Logo aos 10 anos, foi trabalhar e morar com uma família rica de Salvador. Em troca, os patrões mandavam uma pequena quantia à mãe e se comprometeriam com os estudos. Sem estudar e ainda vítima de maus tratos, deixou o lugar e foi morar com outra família, com quem está até hoje, já registrado como empregado doméstico.
Contra a vontade da patroa, uma professora universitária, resolveu estudar, depois da vergonha de que sentiu ao mal conseguir assinar o nome na dispensa do serviço militar.

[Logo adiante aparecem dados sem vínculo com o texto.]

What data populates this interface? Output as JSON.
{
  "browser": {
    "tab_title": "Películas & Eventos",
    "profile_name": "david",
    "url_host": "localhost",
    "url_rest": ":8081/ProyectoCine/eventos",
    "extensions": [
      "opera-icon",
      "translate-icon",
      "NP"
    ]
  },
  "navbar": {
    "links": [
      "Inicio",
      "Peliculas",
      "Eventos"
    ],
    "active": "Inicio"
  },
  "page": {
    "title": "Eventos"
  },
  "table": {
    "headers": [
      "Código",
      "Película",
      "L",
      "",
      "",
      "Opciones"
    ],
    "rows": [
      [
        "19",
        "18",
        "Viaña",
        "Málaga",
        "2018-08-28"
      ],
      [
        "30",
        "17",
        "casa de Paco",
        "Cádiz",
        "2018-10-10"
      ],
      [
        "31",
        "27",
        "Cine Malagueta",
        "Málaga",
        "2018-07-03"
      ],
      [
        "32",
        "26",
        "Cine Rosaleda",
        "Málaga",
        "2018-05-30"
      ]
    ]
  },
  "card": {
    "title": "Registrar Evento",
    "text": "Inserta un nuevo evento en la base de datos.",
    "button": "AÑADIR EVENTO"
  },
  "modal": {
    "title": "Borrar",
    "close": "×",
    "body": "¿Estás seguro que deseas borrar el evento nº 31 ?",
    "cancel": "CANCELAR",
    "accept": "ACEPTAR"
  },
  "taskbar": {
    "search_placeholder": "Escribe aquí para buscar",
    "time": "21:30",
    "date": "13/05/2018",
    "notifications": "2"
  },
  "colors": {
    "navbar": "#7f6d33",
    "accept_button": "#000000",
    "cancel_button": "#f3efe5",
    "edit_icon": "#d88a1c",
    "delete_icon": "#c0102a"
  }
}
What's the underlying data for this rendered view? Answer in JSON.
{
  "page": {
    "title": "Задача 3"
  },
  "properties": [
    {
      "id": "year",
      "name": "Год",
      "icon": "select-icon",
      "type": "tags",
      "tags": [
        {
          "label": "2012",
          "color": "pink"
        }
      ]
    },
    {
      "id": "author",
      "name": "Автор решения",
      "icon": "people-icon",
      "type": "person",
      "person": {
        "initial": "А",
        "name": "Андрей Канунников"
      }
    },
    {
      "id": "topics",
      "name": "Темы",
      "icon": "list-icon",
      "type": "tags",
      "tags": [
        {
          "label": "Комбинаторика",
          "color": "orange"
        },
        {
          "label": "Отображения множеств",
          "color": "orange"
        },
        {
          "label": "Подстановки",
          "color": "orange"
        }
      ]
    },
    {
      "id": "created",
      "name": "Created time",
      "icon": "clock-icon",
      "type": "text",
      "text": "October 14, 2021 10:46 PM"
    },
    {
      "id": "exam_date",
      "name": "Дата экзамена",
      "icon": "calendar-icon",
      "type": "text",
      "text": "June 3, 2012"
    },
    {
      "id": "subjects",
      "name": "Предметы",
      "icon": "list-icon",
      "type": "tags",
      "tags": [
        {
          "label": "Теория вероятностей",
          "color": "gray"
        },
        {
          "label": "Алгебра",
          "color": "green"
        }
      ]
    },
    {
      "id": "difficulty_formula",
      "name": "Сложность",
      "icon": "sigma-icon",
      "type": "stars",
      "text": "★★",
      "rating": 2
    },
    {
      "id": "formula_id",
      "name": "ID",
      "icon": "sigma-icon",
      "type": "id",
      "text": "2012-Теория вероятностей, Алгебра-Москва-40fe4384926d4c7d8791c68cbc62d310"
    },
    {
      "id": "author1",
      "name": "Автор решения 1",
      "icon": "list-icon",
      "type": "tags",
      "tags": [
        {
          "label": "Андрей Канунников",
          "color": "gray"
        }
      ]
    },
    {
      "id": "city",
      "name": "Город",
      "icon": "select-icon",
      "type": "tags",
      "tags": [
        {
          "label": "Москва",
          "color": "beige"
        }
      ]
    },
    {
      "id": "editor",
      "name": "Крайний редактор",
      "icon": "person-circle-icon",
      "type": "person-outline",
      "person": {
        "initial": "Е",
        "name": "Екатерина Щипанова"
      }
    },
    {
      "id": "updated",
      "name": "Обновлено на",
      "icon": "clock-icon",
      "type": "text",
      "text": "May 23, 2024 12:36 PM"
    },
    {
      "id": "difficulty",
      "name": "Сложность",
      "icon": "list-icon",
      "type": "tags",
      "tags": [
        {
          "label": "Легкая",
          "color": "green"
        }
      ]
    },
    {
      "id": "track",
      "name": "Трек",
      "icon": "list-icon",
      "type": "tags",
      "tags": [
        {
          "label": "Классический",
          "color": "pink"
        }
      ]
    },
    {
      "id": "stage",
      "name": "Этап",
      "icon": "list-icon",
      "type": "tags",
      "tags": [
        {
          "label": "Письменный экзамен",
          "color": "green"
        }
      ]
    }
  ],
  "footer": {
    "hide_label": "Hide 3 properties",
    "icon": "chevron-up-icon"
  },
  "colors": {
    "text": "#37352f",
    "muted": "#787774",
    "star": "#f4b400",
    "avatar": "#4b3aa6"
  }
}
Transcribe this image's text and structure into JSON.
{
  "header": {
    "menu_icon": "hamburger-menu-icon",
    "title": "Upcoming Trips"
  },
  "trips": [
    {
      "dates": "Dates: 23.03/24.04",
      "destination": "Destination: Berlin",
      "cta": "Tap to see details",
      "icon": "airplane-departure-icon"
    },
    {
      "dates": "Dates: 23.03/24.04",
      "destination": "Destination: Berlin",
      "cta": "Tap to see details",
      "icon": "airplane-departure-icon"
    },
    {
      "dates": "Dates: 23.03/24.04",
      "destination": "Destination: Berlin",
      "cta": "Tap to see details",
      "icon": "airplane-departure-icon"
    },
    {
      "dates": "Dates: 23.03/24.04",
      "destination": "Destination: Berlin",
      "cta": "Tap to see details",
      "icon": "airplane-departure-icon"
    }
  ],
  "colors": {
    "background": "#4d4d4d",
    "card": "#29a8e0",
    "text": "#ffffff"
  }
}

Conseguiu concluir o segundo grau, além de cursos técnicos e de tirar a habilitação.
A vida sindical começou há oito anos, após ouvir uma entrevista no rádio da presidenta licenciada da Federação Nacional das Trabalhadoras Domésticas, Creuza Oliveira. “Eu me apaixonei pela luta e pela possibilidade de poder mudar e acabar com exploração que também sofria”, lembra.
Hoje secretário geral da Fenatrad e diretor do departamento social do Sindicato das Trabalhadoras Domésticas da Bahia, Francisco conta que um dia já sentiu vergonha de dizer qual era sua profissão, mas a situação mudou quando compreendeu o valor da sua função social.
“Depois que entendi a importância do meu trabalho, percebi que sem mim minha patroa não poderia dar aula na faculdade e meu patrão não poderia ir para o escritório. Se nós conseguimos um grau de organização para fazer uma paralisação, não vai ter médico no consultório, advogado no escritório e nem político na assembleia. Isso mostra o poder que temos se nos unirmos”, alerta.